In an interview that Sports Illustrated published this month, not long after Thomas won this year’s Ivy League women’s championships in the 100-, 200- and 500-yard freestyle events, she said: “I don’t look into the negativity and the hate. I am here to swim.”

Her critics argued that was precisely the problem.

Through Nancy Hogshead-Makar, a lawyer who won three Olympic gold medals in swimming in the 1980s, more than a dozen members of Penn’s team sent an anonymous letter to the university and the Ivy League last month to complain that Thomas had “an unfair advantage over competition in the women’s category.” They cited her rapid ascension in the rankings, from high-quality conference swimmer to national title contender, and asserted that her potentially record-breaking times were “feats she could never have done as a male athlete.”

By then, though, the Ivy League had said it welcomed Thomas, who in 2019 came out to her team and began hormone replacement therapy, as a competitor in women’s swimming. (The Ivy League did not hold a 2020-21 season because of the coronavirus pandemic.)

The N.C.A.A., which five years ago played a role in nudging North Carolina away from a law that limited public restroom access for transgender people, saw its longstanding deliberations on transgender participation take on new urgency and intensity as Thomas swam in the women’s division.

But for all of the association’s efforts to depict a united front on the subject — John J. DeGioia, Georgetown University’s president and the chairman of the N.C.A.A.’s Board of Governors, said in January that officials were “steadfast in our support of transgender student-athletes and the fostering of fairness across college sports” — college sports leaders have been privately fractured over how, exactly, to proceed.

During a January meeting, the board divided over the timeline for the association’s updated policy on transgender participation, which it had unanimously approved and which called for the N.C.A.A. to follow “the policies of the sport’s national governing body.” Although the board normally works in lock step and rarely sees even one dissenting vote, the tally that afternoon was 12 to 7.

U.S.A. Swimming, the sport’s national governing body, soon tightened its rules in ways that Thomas’s supporters believed amounted to a poorly disguised effort to exclude her from the national championships.
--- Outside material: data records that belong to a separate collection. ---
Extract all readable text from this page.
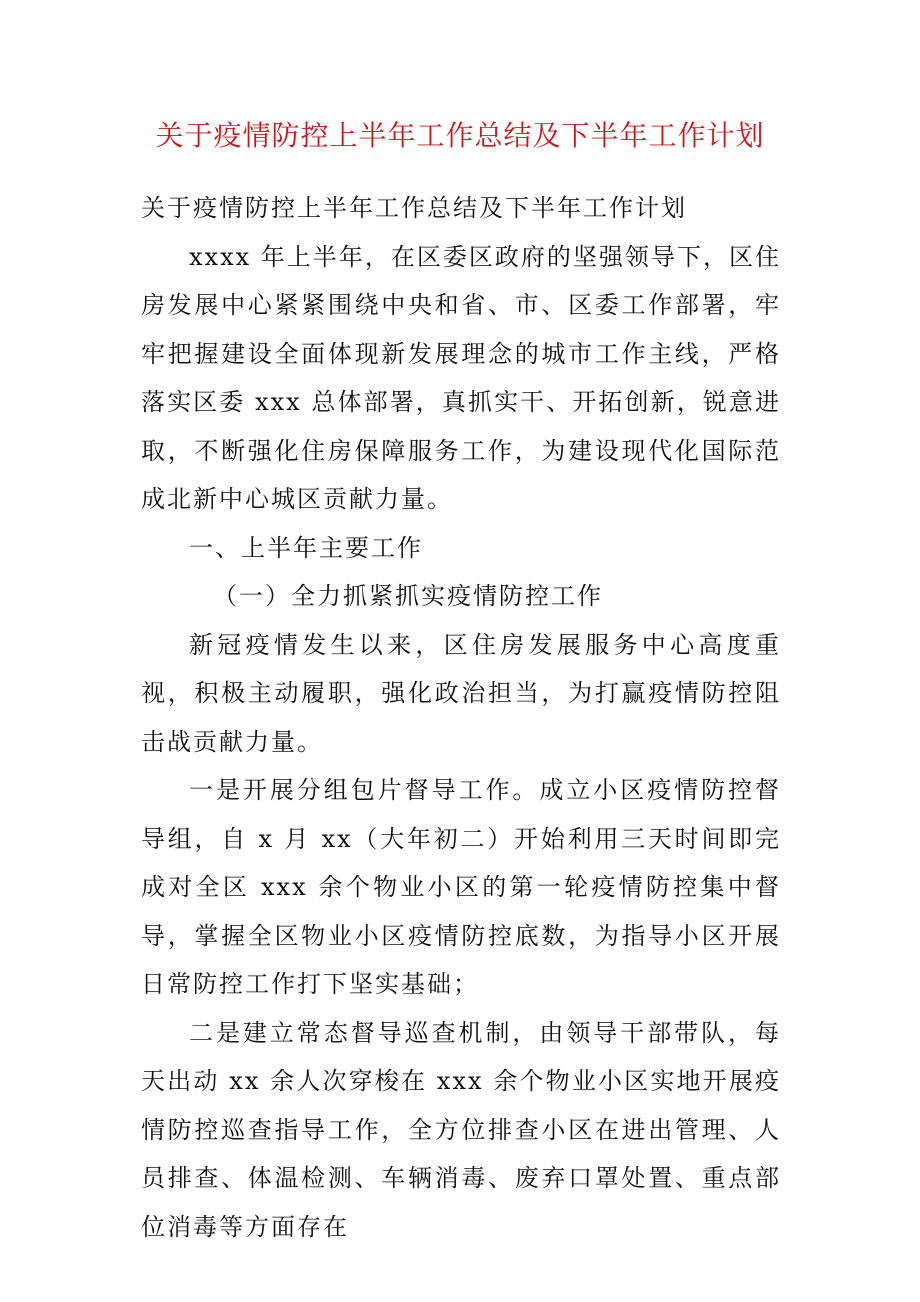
关于疫情防控上半年工作总结及下半年工作计划

关于疫情防控上半年工作总结及下半年工作计划

xxxx 年上半年，在区委区政府的坚强领导下，区住房发展中心紧紧围绕中央和省、市、区委工作部署，牢牢把握建设全面体现新发展理念的城市工作主线，严格落实区委 xxx 总体部署，真抓实干、开拓创新，锐意进取，不断强化住房保障服务工作，为建设现代化国际范成北新中心城区贡献力量。

一、上半年主要工作

（一）全力抓紧抓实疫情防控工作

新冠疫情发生以来，区住房发展服务中心高度重视，积极主动履职，强化政治担当，为打赢疫情防控阻击战贡献力量。

一是开展分组包片督导工作。成立小区疫情防控督导组，自 x 月 xx（大年初二）开始利用三天时间即完成对全区 xxx 余个物业小区的第一轮疫情防控集中督导，掌握全区物业小区疫情防控底数，为指导小区开展日常防控工作打下坚实基础；

二是建立常态督导巡查机制，由领导干部带队，每天出动 xx 余人次穿梭在 xxx 余个物业小区实地开展疫情防控巡查指导工作，全方位排查小区在进出管理、人员排查、体温检测、车辆消毒、废弃口罩处置、重点部位消毒等方面存在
The N.C.A.A., though, ultimately decided not to let those more stringent protocols take effect this season, reasoning that “implementing additional changes at this time could have unfair and potentially detrimental impacts” on championship participants.
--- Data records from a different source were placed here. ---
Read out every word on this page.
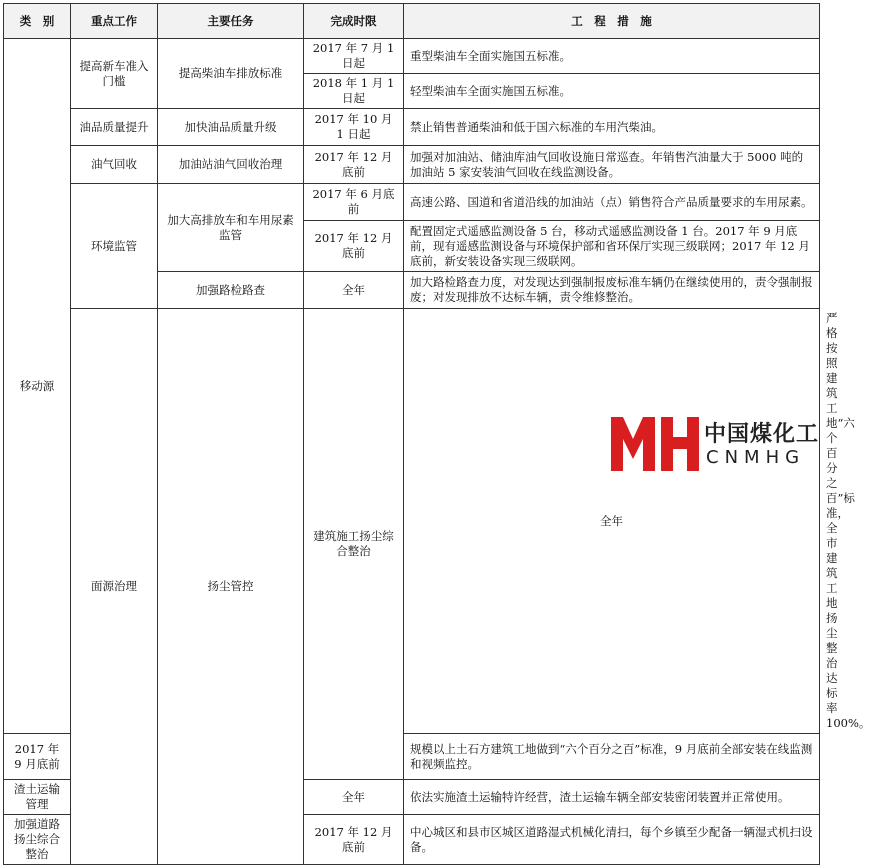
类　别	重点工作	主要任务	完成时限	工　程　措　施	
移动源	提高新车准入门槛	提高柴油车排放标准	2017 年 7 月 1 日起	重型柴油车全面实施国五标准。	
			2018 年 1 月 1 日起	轻型柴油车全面实施国五标准。	
	油品质量提升	加快油品质量升级	2017 年 10 月 1 日起	禁止销售普通柴油和低于国六标准的车用汽柴油。	
	油气回收	加油站油气回收治理	2017 年 12 月底前	加强对加油站、储油库油气回收设施日常巡查。年销售汽油量大于 5000 吨的加油站 5 家安装油气回收在线监测设备。	
	环境监管	加大高排放车和车用尿素监管	2017 年 6 月底前	高速公路、国道和省道沿线的加油站（点）销售符合产品质量要求的车用尿素。	
			2017 年 12 月底前	配置固定式遥感监测设备 5 台，移动式遥感监测设备 1 台。2017 年 9 月底前，现有遥感监测设备与环境保护部和省环保厅实现三级联网；2017 年 12 月底前，新安装设备实现三级联网。	
		加强路检路查	全年	加大路检路查力度，对发现达到强制报废标准车辆仍在继续使用的，责令强制报废；对发现排放不达标车辆，责令维修整治。	
	面源治理	扬尘管控	建筑施工扬尘综合整治	全年	严格按照建筑工地“六个百分之百”标准，全市建筑工地扬尘整治达标率 100%。
2017 年 9 月底前				规模以上土石方建筑工地做到“六个百分之百”标准，9 月底前全部安装在线监测和视频监控。	
渣土运输管理			全年	依法实施渣土运输特许经营，渣土运输车辆全部安装密闭装置并正常使用。	
加强道路扬尘综合整治			2017 年 12 月底前	中心城区和县市区城区道路湿式机械化清扫，每个乡镇至少配备一辆湿式机扫设备。	
中国煤化工
CNMHG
The N.C.A.A. would not make President Mark Emmert available for an interview. Many board members declined to be interviewed, referred inquiries to the N.C.A.A. or did not respond to requests for comment.

The association drew attention last year, when gay and transgender rights advocacy groups complained that a draft for a rewritten N.C.A.A. constitution did not include adequate protections against discrimination. And the association has waffled over its approach to holding major events, which can drive millions of dollars in spending, in states with laws seen as targeting transgender people.

Thomas and her rise, though, forced the typically plodding N.C.A.A. to grapple more quickly with a subject that scientists are still examining. Comprehensive research in athletes is still lacking, but early studies suggest that suppressing testosterone in transgender women decreases muscle mass and hemoglobin levels, reducing how much oxygen can be carried through the bloodstream.

Most of the changes occur within the first year of hormone suppression, but transgender women may still have more muscle mass than their cisgender peers even after three years. As some insist that no amount of testosterone suppression can undo the physiological changes linked to male puberty, like taller height and larger hands and feet, others dispute that transgender women have a built-in advantage and have argued that inclusion should outweigh competition.

The scientific and political debates, though, mattered only so much once Thomas plunged into the water at the McAuley Aquatic Center, just a few miles from the gold-topped State Capitol where Georgia lawmakers have spent part of the year clashing over a pending proposal to ban transgender students from interscholastic sports.

Azeen Ghorayshi contributed reporting.